Friday, July 13, 2018

Indian Uber May Not Be Quite Ready for Prime Time

As a bit of light relief from politics and world affairs, here is a traveller’s tale I posted on Facebook last year. It’s the sort of thing that makes for a great story in retrospect but is just a bit nerve-racking while it’s happening.

Sometimes India can catch you out.
The work day was done. I was back at the hotel and just needed to get to the airport. I didn't have any Rupees but I had been assured by one of the new cool tech CEOs of India's cyber hub that Uber works just fine here.
I switched on roaming data and opened the Uber app. A little bit of trial and error found where I was and where I needed to be and my car would be here in 7 minutes. I waited on the roadside outside the hotel where eight lanes of cars and three of motorbikes and tuktuks were wrestling for space on the two lane road. A Maruti Suzuki drew up - the make and model I was waiting for. The first six characters of the 10 digit number plate matched the one in the Uber app and I didn't have time to check any more as the hotel security guard threw my bag into the back seat. The small dark-haired, dark-skinned driver looked more or less like the blurry picture Uber had given me. So I got in the front seat and he took off. Slowly. 
The Uber app said "Congratulations, you're on your way"* and all seemed well until about half an hour later by which time we had moved almost half a mile in traffic now at least twelve lanes wide on a four lane road. Then he turned to me and said
"Hindi, Hindi, Hindi, Hindi, Uber shake head shake head".
This was a worry. Did I mention I had no Rupees? I did to him at that point, but his English was on a par with my Hindi and I didn't think it was worth trying Spanish or French. 
So on we went. At one stage the traffic swelled to about 15 lanes across at a point where two four-lane roads met. Cars were going sideways to eke out a couple of metres of forward movement. Then we got to the toll gate where a scruffy youth came to demand something in Hindi. The driver demanded as well and I pointed out, perhaps superfluously that I don't speak Hindi.
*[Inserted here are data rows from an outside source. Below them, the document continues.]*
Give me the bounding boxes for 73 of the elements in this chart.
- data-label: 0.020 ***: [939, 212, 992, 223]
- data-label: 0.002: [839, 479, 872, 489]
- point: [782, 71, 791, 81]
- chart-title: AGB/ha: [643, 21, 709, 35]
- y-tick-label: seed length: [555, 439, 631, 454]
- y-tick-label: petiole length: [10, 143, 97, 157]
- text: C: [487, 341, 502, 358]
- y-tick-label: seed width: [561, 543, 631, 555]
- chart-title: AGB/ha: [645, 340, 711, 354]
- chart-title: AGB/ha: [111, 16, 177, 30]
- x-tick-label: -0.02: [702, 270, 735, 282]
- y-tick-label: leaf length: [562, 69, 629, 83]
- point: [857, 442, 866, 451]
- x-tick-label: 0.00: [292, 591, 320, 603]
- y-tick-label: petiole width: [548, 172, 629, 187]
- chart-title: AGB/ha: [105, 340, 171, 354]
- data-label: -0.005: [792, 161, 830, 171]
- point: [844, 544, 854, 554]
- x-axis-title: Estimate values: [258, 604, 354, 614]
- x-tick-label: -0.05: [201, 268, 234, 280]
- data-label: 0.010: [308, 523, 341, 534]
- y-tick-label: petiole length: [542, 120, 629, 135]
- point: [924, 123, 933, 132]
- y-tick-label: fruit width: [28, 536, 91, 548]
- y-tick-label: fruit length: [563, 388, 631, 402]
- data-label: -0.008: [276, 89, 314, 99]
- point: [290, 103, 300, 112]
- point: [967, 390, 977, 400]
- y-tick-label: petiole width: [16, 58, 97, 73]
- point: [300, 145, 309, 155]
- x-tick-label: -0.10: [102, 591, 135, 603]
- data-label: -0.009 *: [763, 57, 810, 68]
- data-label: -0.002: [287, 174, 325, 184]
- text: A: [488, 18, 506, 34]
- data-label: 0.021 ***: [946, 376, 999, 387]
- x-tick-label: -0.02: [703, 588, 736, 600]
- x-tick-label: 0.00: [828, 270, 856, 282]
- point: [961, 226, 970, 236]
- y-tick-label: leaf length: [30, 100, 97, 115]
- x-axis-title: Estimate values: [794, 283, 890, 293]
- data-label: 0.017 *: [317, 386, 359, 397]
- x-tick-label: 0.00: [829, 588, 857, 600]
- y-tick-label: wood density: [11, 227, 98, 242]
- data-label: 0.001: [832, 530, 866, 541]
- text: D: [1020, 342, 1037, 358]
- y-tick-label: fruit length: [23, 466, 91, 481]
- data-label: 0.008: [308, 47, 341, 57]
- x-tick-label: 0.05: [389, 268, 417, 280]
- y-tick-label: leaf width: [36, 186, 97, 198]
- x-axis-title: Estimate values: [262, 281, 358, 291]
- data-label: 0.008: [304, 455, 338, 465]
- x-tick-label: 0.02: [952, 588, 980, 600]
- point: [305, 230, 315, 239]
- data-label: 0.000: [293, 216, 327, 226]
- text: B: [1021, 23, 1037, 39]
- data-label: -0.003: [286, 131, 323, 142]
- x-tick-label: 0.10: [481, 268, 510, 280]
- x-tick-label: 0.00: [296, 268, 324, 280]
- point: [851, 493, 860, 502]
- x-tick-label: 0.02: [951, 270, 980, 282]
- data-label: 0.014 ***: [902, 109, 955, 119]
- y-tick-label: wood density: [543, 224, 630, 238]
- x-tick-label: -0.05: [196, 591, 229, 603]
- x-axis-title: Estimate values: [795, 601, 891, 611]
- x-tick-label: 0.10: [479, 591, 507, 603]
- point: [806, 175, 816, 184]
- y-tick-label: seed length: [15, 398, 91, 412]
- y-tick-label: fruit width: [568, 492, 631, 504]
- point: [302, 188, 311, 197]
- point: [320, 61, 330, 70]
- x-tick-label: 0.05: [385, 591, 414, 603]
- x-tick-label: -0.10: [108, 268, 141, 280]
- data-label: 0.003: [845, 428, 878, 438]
Eventually the driver gave the youth money and he got back a slip of paper that he placed on the dashboard. Less than five minutes later we had advanced three metres and passed through the toll gate. Then there were twenty lanes of traffic on a six lane road so progress continued as before. 
Eventually the traffic thinned out a bit and we took less than ten minutes to cover the last mile which included several security gates with bored-looking soldiers controlling access to the airport precincts. That's when the fun really started.
Arriving at the airport terminal the driver jumped out and took my bag from the back seat. I had been telling him for some time, in English, by mime and through the medium of interpretive dance that I had no Rupees. I offered him US Dollars and/or Euros but he didn't seem very happy about that.
"Hindi hindi hindi hindi hindi"
he said, now really quite agitated. I said
"I can't give you what I don't have"
and shoved the greenbacks towards him again but his reply was predictable. I said again that I didn't have anything else and started to walk towards the door of the terminal. This really didn't amuse him and he engaged the services of another Hindi-speaking driver who was just standing around to berate me a bit more. At least that's what I assume he was doing. Did I mention that I don't understand Hindi?
I spotted an ATM. The answer to a prayer surely. Well it would have been if it had worked. 
Then the driver spotted an ATM inside the terminal. I said
"If I go in there I won't be able to come back out",
which is true but all he said was
"Hindi hindi hindi"
so I went inside. Sure enough the ATM he had seen didn't work either. At that point I seriously considered walking away. He couldn't follow me into the terminal and, not being an actual Uber driver, he had no record of my identity. But my conscience remained in control and I reminded myself that this was just a bloke trying to put food on his family's table. So I walked the length of the terminal to find an ATM that did actually work. I drew out a thousand Rupees, way over the odds for the taxi ride but I supposed he deserved a bit extra for the buggeration. Then I hiked back to the door where I had come in and persuaded the soldier on guard to let me lean across him to pass out the loot to the driver who had been waiting patiently for my return. On seeing the bank notes he gave a delighted grin and said
"Thank you sir!"
which may have been his only words of English apart from "airport". Still, that's four more than my knowledge of Hindi.

When I eventually arrived home I had an email from Uber to say that I had ridden 0.7 km at a cost of 16.8 Rupees on Friday evening. It appears that not only did I get into a car that was not my Uber, but also that someone else did get into mine and had a free ride at my expense. I can live with that.